In France, government departments are rethinking the country’s relationship with Huawei, according to people familiar with the matter. Earlier this year Digital Affairs Minister Mounir Mahjoubi said phone carriers should work with European equipment-makers.

The risk for Huawei may be greater in the UK, where the head of the foreign intelligence agency MI6 said on Monday that the government must decide if Huawei should be barred from running 5G networks.

A cybersecurity oversight board that keeps watch on Huawei’s activities in the country in July said it could no longer guarantee that equipment from the company doesn’t compromise the UK’s national security, and will meet again next week. The government is also conducting a review into the resilience of its supply chains that could lead to recommendations affecting Huawei.

“We reject any suggestion that we might pose a threat to national security,” said a spokeswoman for Huawei in an emailed statement. “Cyber-security should not be politicised, and equipment vendors should not be treated differently based on country of origin.”

Espionage concerns have long swirled around the closely-held company, run by a former military engineer. Huawei has always maintained that it’s independent and doesn’t give the government access to its equipment. It’s mounted slick lobbying campaigns to assuage political leaders in Europe and opened its operations to monitoring in markets like the UK.

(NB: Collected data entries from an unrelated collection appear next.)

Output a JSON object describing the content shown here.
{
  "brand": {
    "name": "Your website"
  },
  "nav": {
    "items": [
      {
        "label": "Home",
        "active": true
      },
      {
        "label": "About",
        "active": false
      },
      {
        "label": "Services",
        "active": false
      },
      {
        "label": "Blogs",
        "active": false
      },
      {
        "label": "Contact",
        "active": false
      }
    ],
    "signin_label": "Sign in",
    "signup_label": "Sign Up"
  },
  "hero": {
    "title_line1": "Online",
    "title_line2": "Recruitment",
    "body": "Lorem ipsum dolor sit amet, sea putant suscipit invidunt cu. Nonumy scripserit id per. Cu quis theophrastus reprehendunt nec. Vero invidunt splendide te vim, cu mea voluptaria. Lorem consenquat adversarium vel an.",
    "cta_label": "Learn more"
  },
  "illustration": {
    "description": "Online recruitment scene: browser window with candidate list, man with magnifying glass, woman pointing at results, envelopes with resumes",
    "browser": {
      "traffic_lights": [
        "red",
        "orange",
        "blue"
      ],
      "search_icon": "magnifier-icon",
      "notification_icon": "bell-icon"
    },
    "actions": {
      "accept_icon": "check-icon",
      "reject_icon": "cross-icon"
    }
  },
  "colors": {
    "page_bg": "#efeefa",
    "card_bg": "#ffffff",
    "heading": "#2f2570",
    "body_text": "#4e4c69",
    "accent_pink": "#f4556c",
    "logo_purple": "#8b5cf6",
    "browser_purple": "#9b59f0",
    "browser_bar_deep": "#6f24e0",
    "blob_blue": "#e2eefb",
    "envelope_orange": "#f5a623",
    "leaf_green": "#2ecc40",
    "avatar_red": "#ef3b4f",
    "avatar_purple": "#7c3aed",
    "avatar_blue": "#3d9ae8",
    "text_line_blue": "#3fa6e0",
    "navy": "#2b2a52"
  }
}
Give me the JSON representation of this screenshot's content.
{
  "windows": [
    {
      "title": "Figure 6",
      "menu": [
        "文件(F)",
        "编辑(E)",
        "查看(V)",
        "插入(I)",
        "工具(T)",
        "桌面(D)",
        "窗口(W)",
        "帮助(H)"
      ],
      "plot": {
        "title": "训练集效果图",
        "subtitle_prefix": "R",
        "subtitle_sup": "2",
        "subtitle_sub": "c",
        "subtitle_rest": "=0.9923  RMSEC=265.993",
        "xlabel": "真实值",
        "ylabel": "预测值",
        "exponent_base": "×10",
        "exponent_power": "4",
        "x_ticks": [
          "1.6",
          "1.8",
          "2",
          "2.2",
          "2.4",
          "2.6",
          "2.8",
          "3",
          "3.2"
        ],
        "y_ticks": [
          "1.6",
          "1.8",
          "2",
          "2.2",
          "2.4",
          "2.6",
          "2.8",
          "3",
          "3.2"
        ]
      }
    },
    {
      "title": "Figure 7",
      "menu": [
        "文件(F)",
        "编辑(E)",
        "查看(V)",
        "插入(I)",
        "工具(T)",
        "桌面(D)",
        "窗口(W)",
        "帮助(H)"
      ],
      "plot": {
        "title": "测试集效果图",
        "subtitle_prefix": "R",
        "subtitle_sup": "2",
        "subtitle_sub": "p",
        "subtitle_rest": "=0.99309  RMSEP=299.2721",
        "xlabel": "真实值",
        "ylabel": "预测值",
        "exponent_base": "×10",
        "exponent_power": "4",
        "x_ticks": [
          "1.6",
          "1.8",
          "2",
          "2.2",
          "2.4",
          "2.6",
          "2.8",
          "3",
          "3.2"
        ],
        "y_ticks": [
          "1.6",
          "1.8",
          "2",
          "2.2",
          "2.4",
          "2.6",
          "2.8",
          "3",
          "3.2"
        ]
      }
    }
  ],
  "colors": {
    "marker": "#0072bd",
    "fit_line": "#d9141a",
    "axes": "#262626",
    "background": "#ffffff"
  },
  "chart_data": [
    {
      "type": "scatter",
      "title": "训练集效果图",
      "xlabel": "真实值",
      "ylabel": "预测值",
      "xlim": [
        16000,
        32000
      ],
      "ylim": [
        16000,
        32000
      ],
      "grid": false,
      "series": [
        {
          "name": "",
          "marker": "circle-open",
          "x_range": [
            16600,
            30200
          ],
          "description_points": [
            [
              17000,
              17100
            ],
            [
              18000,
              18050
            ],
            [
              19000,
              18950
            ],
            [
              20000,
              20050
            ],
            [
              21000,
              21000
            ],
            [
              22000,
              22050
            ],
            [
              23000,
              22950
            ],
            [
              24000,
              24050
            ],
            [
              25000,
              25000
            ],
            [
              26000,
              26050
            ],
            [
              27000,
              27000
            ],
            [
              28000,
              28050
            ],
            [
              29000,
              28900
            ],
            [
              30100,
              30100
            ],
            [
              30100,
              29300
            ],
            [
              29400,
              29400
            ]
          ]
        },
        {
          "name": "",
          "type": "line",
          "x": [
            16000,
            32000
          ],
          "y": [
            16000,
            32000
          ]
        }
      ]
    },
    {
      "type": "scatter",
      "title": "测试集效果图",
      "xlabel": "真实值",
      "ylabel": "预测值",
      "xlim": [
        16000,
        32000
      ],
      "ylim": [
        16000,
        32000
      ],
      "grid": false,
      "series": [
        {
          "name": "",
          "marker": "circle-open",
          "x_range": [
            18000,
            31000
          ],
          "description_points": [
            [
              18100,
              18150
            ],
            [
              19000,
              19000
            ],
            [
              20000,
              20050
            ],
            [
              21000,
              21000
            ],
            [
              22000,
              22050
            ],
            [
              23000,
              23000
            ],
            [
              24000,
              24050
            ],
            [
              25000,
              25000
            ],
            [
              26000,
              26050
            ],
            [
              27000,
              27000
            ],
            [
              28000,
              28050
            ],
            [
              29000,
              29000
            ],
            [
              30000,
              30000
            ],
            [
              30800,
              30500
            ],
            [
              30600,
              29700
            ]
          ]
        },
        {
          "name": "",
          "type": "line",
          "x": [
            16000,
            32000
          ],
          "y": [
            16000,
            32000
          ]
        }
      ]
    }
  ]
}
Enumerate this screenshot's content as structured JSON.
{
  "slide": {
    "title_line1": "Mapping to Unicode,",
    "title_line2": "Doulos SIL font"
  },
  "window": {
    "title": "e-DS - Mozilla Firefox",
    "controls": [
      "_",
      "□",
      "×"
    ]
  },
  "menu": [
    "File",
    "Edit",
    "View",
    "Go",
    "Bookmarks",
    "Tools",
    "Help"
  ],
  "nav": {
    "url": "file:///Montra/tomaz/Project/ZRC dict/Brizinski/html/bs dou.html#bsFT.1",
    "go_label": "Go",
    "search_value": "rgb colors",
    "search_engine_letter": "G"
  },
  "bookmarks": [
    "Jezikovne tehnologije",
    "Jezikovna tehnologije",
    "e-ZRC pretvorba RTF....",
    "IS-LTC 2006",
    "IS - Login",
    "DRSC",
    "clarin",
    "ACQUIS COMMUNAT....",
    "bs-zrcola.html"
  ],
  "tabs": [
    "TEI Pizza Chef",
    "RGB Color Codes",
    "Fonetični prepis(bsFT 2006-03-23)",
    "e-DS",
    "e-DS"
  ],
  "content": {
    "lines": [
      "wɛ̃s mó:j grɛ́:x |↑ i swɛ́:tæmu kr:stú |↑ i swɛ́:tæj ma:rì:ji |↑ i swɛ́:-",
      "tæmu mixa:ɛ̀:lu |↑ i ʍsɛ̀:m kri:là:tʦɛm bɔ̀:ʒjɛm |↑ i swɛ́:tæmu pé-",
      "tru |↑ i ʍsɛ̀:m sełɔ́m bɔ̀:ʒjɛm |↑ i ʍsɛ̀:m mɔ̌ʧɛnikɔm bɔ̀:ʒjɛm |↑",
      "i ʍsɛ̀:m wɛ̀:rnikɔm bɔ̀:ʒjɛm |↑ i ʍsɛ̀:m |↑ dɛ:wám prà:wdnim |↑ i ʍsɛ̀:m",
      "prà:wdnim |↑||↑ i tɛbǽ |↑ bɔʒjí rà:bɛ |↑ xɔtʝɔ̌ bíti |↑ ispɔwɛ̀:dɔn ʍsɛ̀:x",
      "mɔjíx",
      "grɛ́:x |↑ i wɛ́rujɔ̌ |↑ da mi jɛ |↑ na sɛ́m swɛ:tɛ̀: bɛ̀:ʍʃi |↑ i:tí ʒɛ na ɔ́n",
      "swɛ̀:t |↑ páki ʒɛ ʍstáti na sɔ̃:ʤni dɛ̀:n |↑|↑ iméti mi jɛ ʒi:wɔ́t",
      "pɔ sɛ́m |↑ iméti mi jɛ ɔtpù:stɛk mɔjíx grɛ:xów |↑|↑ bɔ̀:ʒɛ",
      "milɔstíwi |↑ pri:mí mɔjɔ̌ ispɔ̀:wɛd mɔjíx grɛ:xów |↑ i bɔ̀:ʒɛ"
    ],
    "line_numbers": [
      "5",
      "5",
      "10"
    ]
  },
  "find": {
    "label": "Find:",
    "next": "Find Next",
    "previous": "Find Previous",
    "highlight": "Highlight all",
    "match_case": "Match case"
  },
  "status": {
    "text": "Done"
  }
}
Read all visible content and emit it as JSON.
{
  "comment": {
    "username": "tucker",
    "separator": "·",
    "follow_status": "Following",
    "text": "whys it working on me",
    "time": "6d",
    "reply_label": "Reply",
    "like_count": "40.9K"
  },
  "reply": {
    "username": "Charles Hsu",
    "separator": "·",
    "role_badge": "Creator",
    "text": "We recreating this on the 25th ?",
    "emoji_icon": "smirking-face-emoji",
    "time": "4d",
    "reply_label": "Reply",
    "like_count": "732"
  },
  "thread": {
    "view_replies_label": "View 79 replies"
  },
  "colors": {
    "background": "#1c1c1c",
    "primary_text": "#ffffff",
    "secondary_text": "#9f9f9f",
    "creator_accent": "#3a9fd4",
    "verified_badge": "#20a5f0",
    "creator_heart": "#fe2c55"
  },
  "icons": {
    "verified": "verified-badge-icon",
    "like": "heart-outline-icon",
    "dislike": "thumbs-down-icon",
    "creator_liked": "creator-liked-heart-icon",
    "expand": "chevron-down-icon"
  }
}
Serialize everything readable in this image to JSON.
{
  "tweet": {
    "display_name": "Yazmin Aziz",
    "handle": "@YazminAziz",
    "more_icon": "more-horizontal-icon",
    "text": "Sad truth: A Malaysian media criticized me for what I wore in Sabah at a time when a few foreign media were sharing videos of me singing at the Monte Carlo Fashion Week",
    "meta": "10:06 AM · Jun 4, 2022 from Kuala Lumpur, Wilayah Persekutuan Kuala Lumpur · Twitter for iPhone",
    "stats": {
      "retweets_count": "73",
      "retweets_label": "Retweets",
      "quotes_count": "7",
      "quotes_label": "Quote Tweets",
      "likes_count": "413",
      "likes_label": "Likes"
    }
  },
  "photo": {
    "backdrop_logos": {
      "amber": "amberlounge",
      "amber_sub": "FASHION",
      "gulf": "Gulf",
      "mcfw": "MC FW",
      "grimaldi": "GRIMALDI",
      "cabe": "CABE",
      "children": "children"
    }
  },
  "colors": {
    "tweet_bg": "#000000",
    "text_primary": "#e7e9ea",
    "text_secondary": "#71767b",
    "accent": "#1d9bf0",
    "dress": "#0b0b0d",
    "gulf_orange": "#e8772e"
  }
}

With equipment seen by telecom executives as superior to that of Nokia Oyj and Ericsson AB, Huawei has managed to topple its European rivals to become the largest mobile gear supplier on the continent.

The coming of 5G technology, which will allow speeds fast enough to download a full-length movie in seconds and a range of new products and services, has security and government officials concerned that core networks will be more at risk of being hacked.

Phone carriers in Europe already split their equipment supply between the three major suppliers and could shift more of their business to the non-Chinese vendors over time, UBS analyst Tejas Venkatesh wrote Thursday in a note.

BT Group Plc is putting pressure on Huawei to address Britain’s concerns, through its role on the board chaired by intelligence agency GCHQ which oversees the company’s activities, according to telecom industry executives who spoke on condition on anonymity.

A representative for BT declined to comment.

Three UK, a unit of Hong Kong billionaire Li Ka-Shing’s CK Hutchison Holdings, has signed key 5G equipment supply contracts with Huawei and Nokia. The carrier on Thursday said it’s monitoring the situation closely but currently has no concerns about partnering with Huawei.

Telefonica Deutschland Holding AG continues to see Huawei as an important business partner, said Cornelius Rahn, a spokesman for the German carrier. “This arrest is no reason to question that relationship,” he said.